Near the marbled receptionist counter of the centre, Ishfaq Ahmad Zargar, a businessman from Rawalpora, is in charge of distributing clothes to the survivors. In last six days, he has distributed thousands of donated clothes, he says. “We also purchased 1000 flip-flops and distributed them among the inmates,” Zargar says. Even though the list of around 300 families sheltering in the centre is pasted on the walls of the entrance, the number of flood victims navigating around the centre seems more than that.

Each volunteer at the centre has been assigned a specific task. Nobody ventures in other’s job-territory.

Jehangir, a local youth, has been assigned the role of cleaning and mopping bathrooms. “I am here since last six days. We switch our shifts alternatively,” he says while displaying bottles of Lizol and Phenyl.

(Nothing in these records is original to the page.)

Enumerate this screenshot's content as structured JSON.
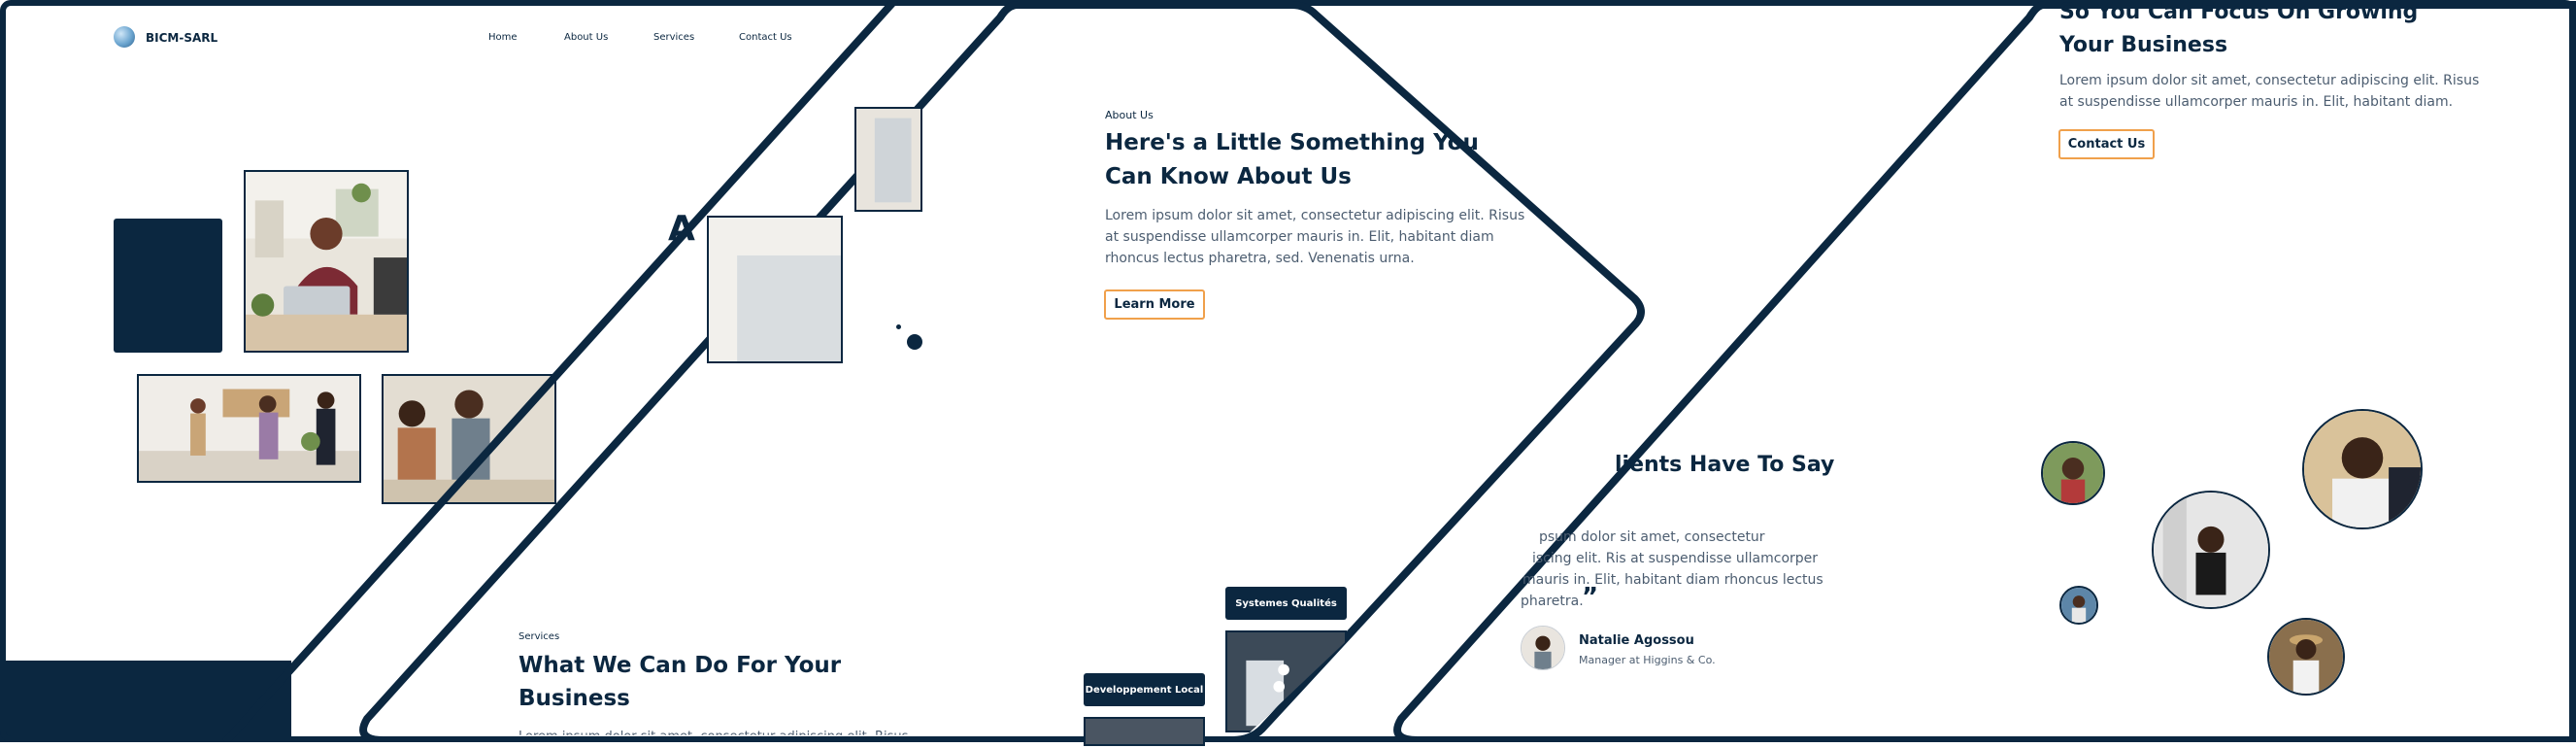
{
  "brand": {
    "name": "BICM-SARL"
  },
  "nav": [
    {
      "label": "Home"
    },
    {
      "label": "About Us"
    },
    {
      "label": "Services"
    },
    {
      "label": "Contact Us"
    }
  ],
  "hero": {
    "partial_heading": "A"
  },
  "about": {
    "eyebrow": "About Us",
    "heading_line1": "Here's a Little Something You",
    "heading_line2": "Can Know About Us",
    "body_line1": "Lorem ipsum dolor sit amet, consectetur adipiscing elit. Risus",
    "body_line2": "at suspendisse ullamcorper mauris in. Elit, habitant diam",
    "body_line3": "rhoncus lectus pharetra, sed. Venenatis urna.",
    "button": "Learn More"
  },
  "services": {
    "eyebrow": "Services",
    "heading_line1": "What We Can Do For Your",
    "heading_line2": "Business",
    "body_partial": "Lorem ipsum dolor sit amet, consectetur adipiscing elit. Risus",
    "tags": [
      {
        "label": "Systemes Qualités"
      },
      {
        "label": "Developpement Local"
      }
    ]
  },
  "testimonials": {
    "heading": "lients Have To Say",
    "body_line1": "psum dolor sit amet, consectetur",
    "body_line2": "iscing elit. Ris at suspendisse ullamcorper",
    "body_line3": "mauris in. Elit, habitant diam rhoncus lectus",
    "body_line4": "pharetra.",
    "quote_mark": "”",
    "person_name": "Natalie Agossou",
    "person_role": "Manager at Higgins & Co."
  },
  "cta": {
    "heading_line1": "So You Can Focus On Growing",
    "heading_line2": "Your Business",
    "body_line1": "Lorem ipsum dolor sit amet, consectetur adipiscing elit. Risus",
    "body_line2": "at suspendisse ullamcorper mauris in. Elit, habitant diam.",
    "button": "Contact Us"
  },
  "colors": {
    "navy": "#0b2740",
    "accent_orange": "#f0a04b",
    "text_muted": "#4c5d70"
  }
}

When I entered the centre, the volunteers led by Mohd Shafi Dar, an employee of social welfare department and Tantray’s friend, were distributing toothbrushes and tongue cleaners to the flood affected. I saw many women, lined up near wash-basins brushing their teeth in the afternoon. While moving through various rooms of the centre, many people I talked to complained about absence of government, both, before as well as after the flood.

“Nobody came to rescue me and my three children,” says Afroza of Azad Basti, Natipora, one of the worst-hit areas by floods. “There is no government at all,” says Afroza, who was rescued on a rope-tied oil barrel-turned-boat by local youths on Monday. The flood affected victims are from various areas of Srinagar city, mostly Batamaloo, Tengpora, Padshahi Bagh, Jawahar Nagar and Natipora. Many of them are from places as far as Bandipora and Baramulla, who were renting in private apartments. The inmates are served breakfast, mid-morning tea, lunch, evening tea and dinner, daily.

During lunch and dinner, Tantray and his men are most busy. They don’t go home at all. Eight cooks who prepare the meals haven’t seen their loved ones for days. “We had to do it. If not we then who?” asks Tantray. “By the grace of Almighty, we have so much stock that we can feed people here for six months,” he claims. It is evening time and Tantray and his men are gearing up for serving tea.

“Helping people feeds our soul. What more do we need,” he says, while leaving towards the shed where hot salt-tea is brewing on embers.